Saturday, September 16, 2017

First 80M Contact--and I don't have an 80M antenna

My antenna is a G5RVjr--supposedly good on 10-40meters.  I use it on 20 and 40--I have had no success on other bands.

This week I'm chasing the Route 66 stations (see here), and I'm down to the last 3 out of 21.  Last night I was watching the spots for those 3.  One I couldn't hear, one couldn't hear me, and the other was on 80.  Just for grins, I went to see if I could hear it. I couldn't, but I did hear several other stations very clearly.  So, today I decided to see if I could transmit.  During the day I heard nothing.  Tonight there were no spots for Route 66 stations, but the New Jersey QSO Party was going on.  The first one I tried could not hear me, but another gave me a 59 signal report. First 80 meter QSO!
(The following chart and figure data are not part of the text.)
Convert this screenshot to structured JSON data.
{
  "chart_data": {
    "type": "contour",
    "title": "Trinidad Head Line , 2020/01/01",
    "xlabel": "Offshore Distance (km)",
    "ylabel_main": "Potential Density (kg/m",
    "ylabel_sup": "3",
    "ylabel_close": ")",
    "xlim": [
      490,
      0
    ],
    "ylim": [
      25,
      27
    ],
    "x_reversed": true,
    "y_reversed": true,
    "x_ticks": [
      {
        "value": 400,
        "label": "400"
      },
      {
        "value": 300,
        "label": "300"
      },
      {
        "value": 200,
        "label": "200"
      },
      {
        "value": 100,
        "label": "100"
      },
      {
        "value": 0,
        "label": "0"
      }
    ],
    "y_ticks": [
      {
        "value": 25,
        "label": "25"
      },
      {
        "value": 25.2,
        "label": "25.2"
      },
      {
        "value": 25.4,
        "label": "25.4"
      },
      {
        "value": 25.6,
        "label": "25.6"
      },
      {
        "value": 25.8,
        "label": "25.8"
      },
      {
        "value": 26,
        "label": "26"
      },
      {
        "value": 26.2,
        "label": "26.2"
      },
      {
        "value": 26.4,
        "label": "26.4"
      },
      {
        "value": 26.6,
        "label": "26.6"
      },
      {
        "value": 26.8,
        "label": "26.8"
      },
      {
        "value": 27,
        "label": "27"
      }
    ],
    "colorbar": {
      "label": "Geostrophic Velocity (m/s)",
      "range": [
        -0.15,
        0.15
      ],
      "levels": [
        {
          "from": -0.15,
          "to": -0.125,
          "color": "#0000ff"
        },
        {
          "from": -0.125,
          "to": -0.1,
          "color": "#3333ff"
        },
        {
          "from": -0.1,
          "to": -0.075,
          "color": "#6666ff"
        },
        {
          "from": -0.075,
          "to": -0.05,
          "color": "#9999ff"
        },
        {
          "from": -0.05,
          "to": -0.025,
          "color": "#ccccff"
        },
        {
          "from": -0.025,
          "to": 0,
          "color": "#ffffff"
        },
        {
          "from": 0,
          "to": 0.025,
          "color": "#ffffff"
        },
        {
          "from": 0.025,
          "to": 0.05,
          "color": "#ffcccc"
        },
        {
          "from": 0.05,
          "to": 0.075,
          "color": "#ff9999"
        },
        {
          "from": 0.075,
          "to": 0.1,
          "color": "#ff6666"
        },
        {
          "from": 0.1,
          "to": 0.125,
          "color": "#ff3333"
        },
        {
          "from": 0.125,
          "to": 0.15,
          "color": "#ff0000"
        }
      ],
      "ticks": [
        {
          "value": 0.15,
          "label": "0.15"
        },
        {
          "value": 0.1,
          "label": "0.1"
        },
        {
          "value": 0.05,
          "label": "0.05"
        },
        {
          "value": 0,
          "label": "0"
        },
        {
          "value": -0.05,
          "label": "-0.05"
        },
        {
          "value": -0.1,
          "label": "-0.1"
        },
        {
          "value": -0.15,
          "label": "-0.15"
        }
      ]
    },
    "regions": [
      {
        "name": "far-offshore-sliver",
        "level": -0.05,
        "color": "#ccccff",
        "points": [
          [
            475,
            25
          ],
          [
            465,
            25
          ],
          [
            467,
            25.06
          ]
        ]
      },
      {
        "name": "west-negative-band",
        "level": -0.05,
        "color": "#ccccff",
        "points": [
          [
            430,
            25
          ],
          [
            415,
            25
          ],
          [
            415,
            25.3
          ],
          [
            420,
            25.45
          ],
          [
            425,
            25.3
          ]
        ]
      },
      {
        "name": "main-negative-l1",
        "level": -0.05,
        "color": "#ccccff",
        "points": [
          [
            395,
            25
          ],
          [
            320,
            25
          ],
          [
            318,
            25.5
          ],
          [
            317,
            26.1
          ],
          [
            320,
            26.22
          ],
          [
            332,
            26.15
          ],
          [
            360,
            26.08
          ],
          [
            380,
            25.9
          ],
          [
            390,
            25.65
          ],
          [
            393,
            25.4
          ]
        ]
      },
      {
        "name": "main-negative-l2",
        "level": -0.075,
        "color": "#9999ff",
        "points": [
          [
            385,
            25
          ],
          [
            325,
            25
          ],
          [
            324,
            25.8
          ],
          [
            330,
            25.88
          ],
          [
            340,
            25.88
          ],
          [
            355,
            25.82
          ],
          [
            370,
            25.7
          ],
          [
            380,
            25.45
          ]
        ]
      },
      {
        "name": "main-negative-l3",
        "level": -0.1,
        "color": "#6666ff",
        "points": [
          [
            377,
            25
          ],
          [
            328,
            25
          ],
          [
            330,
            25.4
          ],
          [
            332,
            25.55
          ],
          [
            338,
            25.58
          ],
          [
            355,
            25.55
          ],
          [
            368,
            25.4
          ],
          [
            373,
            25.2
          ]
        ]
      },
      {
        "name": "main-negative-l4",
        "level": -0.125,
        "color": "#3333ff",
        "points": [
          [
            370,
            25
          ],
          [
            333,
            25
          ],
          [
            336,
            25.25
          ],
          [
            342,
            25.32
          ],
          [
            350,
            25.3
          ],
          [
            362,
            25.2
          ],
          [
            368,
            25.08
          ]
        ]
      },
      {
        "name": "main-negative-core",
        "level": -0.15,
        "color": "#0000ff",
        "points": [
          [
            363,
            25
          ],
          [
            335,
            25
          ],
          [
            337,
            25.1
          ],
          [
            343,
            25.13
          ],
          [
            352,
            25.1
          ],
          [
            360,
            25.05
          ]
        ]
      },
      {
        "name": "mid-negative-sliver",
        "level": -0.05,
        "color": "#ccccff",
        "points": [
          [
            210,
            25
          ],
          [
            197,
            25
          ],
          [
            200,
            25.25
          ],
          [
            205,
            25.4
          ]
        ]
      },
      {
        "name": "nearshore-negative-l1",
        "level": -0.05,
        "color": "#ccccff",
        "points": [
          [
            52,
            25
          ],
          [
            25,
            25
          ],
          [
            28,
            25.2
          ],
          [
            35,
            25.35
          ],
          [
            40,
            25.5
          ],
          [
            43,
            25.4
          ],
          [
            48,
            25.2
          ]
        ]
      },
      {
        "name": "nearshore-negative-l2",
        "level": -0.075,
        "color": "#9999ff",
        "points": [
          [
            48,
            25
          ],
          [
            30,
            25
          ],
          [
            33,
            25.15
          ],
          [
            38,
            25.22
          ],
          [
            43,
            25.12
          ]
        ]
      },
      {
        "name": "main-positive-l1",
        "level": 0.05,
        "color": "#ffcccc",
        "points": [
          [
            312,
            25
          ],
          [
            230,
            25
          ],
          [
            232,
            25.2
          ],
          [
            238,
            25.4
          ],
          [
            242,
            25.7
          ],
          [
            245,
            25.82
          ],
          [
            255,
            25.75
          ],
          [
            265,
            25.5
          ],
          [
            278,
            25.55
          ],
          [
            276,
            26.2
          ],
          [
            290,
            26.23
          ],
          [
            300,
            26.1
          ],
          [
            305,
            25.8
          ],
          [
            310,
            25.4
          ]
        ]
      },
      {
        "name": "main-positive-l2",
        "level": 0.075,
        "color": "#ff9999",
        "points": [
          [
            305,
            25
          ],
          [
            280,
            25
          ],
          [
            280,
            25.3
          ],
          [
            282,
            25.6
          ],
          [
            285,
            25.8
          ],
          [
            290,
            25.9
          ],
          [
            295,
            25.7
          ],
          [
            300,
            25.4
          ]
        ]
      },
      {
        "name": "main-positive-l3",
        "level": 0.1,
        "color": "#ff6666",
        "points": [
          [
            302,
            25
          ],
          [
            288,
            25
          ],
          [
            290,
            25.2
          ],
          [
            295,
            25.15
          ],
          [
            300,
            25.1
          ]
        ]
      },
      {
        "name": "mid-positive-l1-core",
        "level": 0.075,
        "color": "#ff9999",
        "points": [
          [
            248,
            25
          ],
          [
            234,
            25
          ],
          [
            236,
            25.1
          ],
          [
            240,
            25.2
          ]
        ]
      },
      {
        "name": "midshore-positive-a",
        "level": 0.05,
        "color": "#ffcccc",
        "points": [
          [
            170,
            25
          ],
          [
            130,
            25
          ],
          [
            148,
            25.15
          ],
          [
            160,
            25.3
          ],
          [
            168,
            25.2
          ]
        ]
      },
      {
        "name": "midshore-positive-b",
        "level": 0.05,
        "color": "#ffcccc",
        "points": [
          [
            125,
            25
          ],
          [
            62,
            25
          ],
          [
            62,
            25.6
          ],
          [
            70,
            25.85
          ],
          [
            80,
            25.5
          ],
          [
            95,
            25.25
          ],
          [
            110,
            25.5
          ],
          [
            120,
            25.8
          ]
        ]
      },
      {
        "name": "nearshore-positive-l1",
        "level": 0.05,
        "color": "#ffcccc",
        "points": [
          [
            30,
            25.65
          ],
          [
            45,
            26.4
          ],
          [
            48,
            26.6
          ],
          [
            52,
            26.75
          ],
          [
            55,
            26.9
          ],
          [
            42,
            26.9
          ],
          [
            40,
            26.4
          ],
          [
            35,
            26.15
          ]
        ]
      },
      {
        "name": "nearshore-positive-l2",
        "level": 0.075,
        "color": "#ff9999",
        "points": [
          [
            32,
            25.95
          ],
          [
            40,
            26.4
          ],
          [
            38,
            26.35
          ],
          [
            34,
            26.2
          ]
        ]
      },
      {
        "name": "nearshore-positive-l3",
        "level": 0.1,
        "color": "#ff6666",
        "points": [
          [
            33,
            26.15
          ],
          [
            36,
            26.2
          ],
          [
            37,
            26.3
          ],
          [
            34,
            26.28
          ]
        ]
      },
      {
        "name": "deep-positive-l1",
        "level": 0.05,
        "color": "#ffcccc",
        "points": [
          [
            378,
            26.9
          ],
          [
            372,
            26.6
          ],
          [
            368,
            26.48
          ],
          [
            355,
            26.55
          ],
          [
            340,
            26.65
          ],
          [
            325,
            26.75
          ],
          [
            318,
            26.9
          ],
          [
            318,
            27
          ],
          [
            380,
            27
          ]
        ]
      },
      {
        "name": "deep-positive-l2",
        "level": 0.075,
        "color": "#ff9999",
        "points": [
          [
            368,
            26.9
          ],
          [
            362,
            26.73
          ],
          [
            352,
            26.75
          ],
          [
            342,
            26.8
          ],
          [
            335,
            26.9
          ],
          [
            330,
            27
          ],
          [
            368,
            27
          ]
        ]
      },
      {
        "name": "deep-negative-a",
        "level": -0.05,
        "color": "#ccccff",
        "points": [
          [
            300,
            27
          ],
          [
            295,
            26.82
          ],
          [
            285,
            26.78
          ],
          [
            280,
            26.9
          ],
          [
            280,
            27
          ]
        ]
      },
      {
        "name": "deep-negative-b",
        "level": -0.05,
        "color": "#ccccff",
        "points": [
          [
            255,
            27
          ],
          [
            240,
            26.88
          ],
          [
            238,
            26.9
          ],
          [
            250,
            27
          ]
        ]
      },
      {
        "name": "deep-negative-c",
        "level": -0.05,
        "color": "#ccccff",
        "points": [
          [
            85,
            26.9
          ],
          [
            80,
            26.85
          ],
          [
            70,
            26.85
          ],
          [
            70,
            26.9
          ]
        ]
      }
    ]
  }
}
I have heard that it is possible to tune a 40m antenna for 80m but this is the first time I tried it.

Friday, September 8, 2017

Ambivalence re FT8

17:09 UTC today marked exactly one week of FT8 usage. For the 7 months preceding that, I had been focusing on JT9/JT65, and was amazed at how rapidly I was building up my list of contacts--640, at least 63 countries. FT8 puts that to shame: in ONE WEEK I had  312 QSOs with 29 countries. I worked 9 stations in my first 45 minutes using the mode.

FT8 is really addictive--it's hard to step away from--the instant response is great reinforcement.  I went back to JT65 the other day and found it WAY too slow. The difference is that you have to stay with FT8--on JT65 you can set it up and go do other work on the computer until you get an alert, then go back and jump in.

Right now, I love FT8.  It's a great way to build up contacts and fill in gaps for awards--as well as to communicate with the world (tiny messages notwithstanding). One negative I see now is that I expect to burn out on it--I can feel that starting to happen already. We'll see--the up side is that I've been motivated to go back to SSB at times--I've been in some contests, and I was able to work an Oklahoma station, which was the last state I needed for WAS Phone (now if I can just get 8 stations to return QSL cards...).

There is a philosophical discussion around whether FT8 is a real mode that should count for awards and such.   As a relatively new ham with no Morse Code nostalgia, I believe that there should be no distinction.  There are categories within the awards for various modes and bands, and those should satisfy the curmudgeons.  Amateur Radio has always been about  continuous improvement and use of new technology. To disparage people who do that is to disparage the service in an attempt to define a "real ham" in the image of one's own experience.

On the other hand, FT8 will take some getting used to.  It's different.  It's also fun and useful.

Wednesday, September 6, 2017

More on Worked All States Plus CQ WPX

In my last post on this subject, I mentioned that I just needed Maine for several endorsements. Well. I finally got Maine on FT8 on 40M, giving me WAS Digital.  I am still at 49, lacking Maine,  for WAS 20M and JT65.

Also, I made SSB contact with an Oklahoma station the other night, giving me WAS Phone, although I an awaiting 8 QSL cards for documentation. So, that's WAS Mixed, Digital, and Phone,

Meanwhile, I discovered the CQ WPX award, which counts prefixes. I qualify for WPX Mixed (400 contacts) ans WPX Digital (300) plus 20M and North America endorsements for both.  I was going to apply but LOTW wanted $56+ on top of the $12 CQ Magazine would charge for each.  I'll be happy with the accomplishment and forego the fancy certificates.